Bisnis.com, JAKARTA - Kementerian Pertanian tengah menjajaki kemungkinan hasil panen padi dari program Gerakan Penerapan Pengelolaan Tanaman dan sumber daya secara terpadu (GP-PTT) diserap seluruhnya oleh Perum Bulog.
GP-PTT merupakan program peningkatan produksi padi petani dengan mengedepankan inovasi teknologi yang sarana produksinya (benih, pupuk, alsintan) didanai oleh pemerintah dalam bentuk bantuan sosial (bansos)
Tahun ini, pemerintah menganggarkan dana GP-PTT seluas 350.000 ha dalam bentuk sarana produksi yang dialokasikan pada kawasan padi hibrida 50.000 ha dan padi inbrida 300.000 ha.
Dirjen Tanaman Pangan Kementerian Pertanian Hasil Sembiring mengatakan sedang membahas kemungkinan hasil program yang dibiayai oleh pemerintah itu diserahkan sepenuhnya kepada Bulog.

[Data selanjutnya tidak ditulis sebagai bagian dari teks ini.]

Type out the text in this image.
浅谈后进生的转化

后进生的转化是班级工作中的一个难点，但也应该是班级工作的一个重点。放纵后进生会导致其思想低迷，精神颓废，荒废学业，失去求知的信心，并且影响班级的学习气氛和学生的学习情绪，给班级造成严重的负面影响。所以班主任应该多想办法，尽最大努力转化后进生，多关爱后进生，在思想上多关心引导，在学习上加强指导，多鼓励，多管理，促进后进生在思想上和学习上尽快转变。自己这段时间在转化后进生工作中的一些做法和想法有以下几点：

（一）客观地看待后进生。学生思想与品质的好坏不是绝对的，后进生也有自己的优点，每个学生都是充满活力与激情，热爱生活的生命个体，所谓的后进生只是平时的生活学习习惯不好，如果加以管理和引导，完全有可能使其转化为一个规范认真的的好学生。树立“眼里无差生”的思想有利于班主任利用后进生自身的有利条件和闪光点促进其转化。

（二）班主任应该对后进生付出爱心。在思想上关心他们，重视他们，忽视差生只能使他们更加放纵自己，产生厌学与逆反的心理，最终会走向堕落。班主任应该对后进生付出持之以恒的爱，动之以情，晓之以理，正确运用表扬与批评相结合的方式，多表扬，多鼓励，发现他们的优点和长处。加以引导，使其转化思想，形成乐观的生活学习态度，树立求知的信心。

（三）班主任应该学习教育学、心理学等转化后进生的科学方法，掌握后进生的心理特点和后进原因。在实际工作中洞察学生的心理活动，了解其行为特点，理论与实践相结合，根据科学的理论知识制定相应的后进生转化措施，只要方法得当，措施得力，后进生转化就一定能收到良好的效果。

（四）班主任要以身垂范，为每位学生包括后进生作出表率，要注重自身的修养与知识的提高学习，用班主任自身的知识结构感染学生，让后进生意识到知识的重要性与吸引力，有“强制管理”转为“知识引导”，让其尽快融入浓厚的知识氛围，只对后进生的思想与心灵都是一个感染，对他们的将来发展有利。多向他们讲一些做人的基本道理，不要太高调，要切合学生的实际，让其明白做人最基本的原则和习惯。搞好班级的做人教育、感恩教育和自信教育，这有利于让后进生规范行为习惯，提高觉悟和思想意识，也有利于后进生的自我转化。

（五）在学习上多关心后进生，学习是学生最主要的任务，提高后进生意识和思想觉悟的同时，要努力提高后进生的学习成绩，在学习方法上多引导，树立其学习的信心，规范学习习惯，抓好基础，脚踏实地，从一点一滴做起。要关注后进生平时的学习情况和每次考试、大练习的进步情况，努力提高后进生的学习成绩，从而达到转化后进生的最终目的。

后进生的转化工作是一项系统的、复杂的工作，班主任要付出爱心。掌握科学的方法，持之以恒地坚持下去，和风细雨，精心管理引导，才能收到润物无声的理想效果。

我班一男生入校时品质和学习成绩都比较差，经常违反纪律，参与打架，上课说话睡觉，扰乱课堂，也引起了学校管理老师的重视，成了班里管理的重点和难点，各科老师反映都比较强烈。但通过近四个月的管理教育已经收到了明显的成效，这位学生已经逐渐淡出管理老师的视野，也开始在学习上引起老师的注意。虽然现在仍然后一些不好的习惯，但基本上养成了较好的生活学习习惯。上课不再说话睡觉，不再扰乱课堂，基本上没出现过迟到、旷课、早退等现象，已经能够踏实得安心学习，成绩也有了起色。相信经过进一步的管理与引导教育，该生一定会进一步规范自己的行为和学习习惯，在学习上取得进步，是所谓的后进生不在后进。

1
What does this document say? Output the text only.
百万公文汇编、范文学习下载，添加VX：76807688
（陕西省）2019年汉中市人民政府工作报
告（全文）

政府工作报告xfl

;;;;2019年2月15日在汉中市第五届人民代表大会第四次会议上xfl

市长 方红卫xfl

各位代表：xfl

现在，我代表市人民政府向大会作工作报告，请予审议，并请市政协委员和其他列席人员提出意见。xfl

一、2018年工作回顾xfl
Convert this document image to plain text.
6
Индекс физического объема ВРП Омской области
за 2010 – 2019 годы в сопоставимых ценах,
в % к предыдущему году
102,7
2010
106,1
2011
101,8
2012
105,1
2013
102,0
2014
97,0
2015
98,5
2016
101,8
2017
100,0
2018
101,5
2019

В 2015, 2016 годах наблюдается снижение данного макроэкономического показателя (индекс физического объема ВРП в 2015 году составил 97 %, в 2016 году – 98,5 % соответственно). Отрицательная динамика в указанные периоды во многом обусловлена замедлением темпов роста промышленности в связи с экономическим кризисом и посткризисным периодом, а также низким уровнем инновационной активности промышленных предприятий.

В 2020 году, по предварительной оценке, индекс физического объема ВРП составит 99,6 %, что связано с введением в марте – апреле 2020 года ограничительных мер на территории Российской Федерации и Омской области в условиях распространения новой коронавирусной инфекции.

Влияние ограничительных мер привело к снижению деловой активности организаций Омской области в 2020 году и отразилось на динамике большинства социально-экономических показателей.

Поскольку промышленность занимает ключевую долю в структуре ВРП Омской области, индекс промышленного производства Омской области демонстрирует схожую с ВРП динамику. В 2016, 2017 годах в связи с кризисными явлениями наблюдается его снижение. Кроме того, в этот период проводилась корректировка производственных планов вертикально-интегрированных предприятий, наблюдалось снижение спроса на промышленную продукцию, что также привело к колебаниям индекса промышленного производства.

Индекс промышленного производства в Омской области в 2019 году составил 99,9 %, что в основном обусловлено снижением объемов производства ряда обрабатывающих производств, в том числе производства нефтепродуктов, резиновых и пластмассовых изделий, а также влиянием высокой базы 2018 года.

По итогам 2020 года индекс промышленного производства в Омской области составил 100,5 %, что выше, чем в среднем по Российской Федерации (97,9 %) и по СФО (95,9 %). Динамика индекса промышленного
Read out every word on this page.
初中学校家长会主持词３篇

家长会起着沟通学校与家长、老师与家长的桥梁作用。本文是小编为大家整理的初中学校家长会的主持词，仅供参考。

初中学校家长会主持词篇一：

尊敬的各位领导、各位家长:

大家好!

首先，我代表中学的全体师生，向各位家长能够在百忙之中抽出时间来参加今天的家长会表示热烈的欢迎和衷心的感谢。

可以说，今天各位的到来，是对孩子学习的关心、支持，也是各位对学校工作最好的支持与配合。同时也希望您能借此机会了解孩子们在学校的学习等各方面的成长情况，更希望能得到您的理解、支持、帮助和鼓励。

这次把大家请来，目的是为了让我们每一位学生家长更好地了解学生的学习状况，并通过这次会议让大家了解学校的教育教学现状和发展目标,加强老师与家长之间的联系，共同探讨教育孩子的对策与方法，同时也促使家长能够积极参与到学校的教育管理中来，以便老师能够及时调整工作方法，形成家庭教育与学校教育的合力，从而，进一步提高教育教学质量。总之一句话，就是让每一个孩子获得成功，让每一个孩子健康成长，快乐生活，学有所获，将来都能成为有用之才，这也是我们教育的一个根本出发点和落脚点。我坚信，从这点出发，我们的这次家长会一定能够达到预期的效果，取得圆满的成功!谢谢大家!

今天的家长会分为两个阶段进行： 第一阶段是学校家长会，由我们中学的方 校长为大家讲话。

Menurut Hasil, wacana tersebut diusulkan setelah Perum Bulog kesulitan menyerap gabah dan beras petani setelah panen raya berlangsung namun harga gabah dan beras yang berada dibawah HPP di beberapa wilayah saja.
Sebelumnya, Bulog menargetkan penyerapan beras besar-besaran baru dimulai pada April karena masa itu telah memasuki puncak panen raya yang membuat harga gabah dan beras akan berada di bawah HPP.
“Ada usulan untuk kerjasama karena penanaman terpadu ini kan semua dibiayai pemerintah, maunya langsung diambil oleh Bulog semua,” katanya seperti dikutip Bisnis.com, Senin (1/4/2015).
Apabila skema itu diterapkan, Hasil memperkirakan akan ada pembahasan alot mengenai penetapan harga. Pasalnya, produktivitas penanaman padi terpadu tersebut ditaksir bisa diatas 7 ton per ha atau melampaui produktivitas nasional saat ini 5,1 ton per ha.
“Saya rasa akan ada pertanyaan dari petani, boleh diambil tapi harganya ngikutin pasar ya? Nah itu yang kita belum bicarakan [dengan Bulog],” katanya.
Selain itu, Hasil mengatakan Perum Bulog dan Kementerian Pertanian tengah membahas soal posisi pengusaha dalam rencana penyerapan jagung sebesar 1 juta ton tahun ini.
“Harapannya kalau berlebih Bulog bisa beli, tapi jangan tidak ada pasar dari pengusaha untuk bisa beli [dari Bulog]. Itu yang sedang dibicarakan,” katanya.
Pemerhati Pertanian dari Universitas Lampung Bustanul Arifin pesimistis Bulog bisa merealisasikan penyerapan jagung akibat minim pengalaman.
Menurutnya, apabila tujuan Bulog untuk stabilisasi harga dapat dimaksimalkan melalui skema resi gudang dan kontrak harga antara petani dan pengusaha seperti yang selama ini dilakukan.
“Lebih baik memanfaatkan yang ada. Secara substansi oke, tapi jangan menambah rantai dan malah menambah margin,” katanya.